FIGURE 8. Ethereum decay and expansion measures. The move of Ethereum to Proof-of-Stake mining took place in two stages, indicated by 2 vertical blue lines (September 6 and 15, 2022). An expansion peak on 5 Sep 2022 detects the anomaly 1 day before the first stage commenced.
SCPD vs InnerCore. We next apply SCPD on the Ethereum transaction network to compare against our expansion and decay results. From Figure 9, we notice that SCPD less accurately captures the two phases of Ethereum’s transition to POS occurring on September 6 and 15, 2022. SCPD identifies September 9 and 16 as anomalous, which are 2 days before the first phase and 1 day after the second phase, respectively, of Ethereum’s transition to POS. In contrast, our expansion measures in Figure 8 more accurately capture the phases of Ethereum transition to POS by producing a peak on September 4, 1 day before the first phase, and on September 15, the same day of the second phase. It is evident InnerCore detects the second phase of the switch on the day of the event, whereas SCPD can only detect the event after it has occurred. Therefore, InnerCore expansion measures more accurately detect an anomaly on days when a significant event actually unfolded.

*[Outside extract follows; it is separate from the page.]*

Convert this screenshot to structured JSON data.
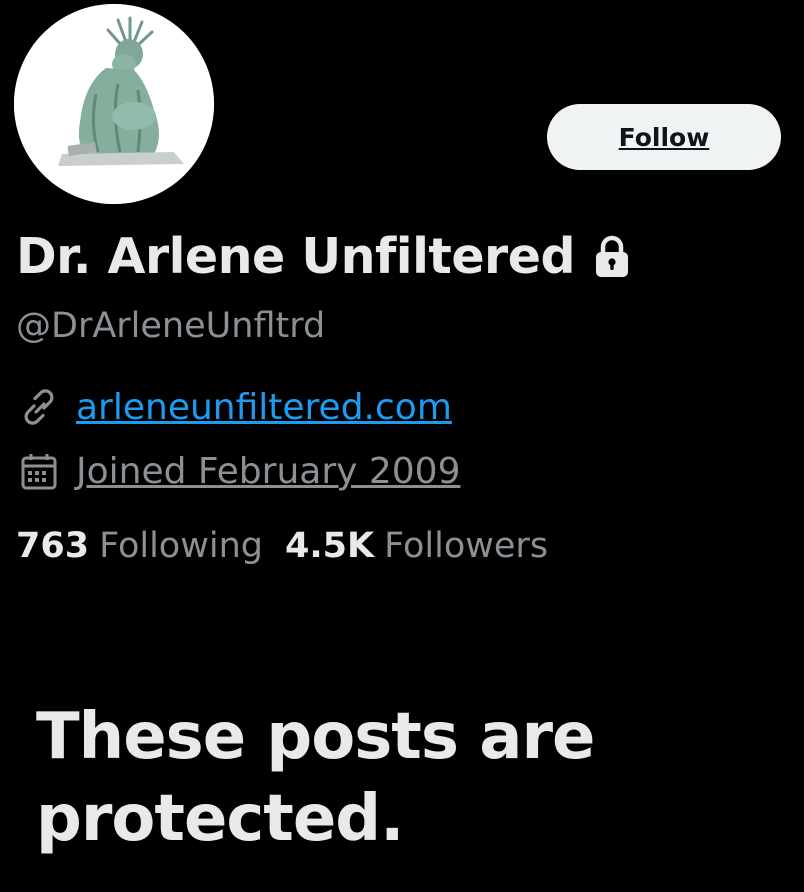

FIGURE 9. Ethereum anomalous days identified by SCPD. Compared to decay and expansion measures by InnerCore, SCPD less accurately captures the two phases of Ethereum’s transition to POS occurring on September 6 and 15, 2022.
6.3.3 Experiment 3: USDC’s temporary peg loss
On 11 May 2023, a significant event unfolded in the stablecoin market as Circle’s stablecoin, USDC, experienced a temporary loss of its peg, plummeting to a concerning value of 87 cents5. The abrupt collapse of Silicon Valley Bank, which held over 3 billion of Circle’s reserves, triggered panic among traders. Fearing a collapse, many traders liquidated their USDC holdings and sought refuge in alternative stablecoins like MakerDAO’s DAI.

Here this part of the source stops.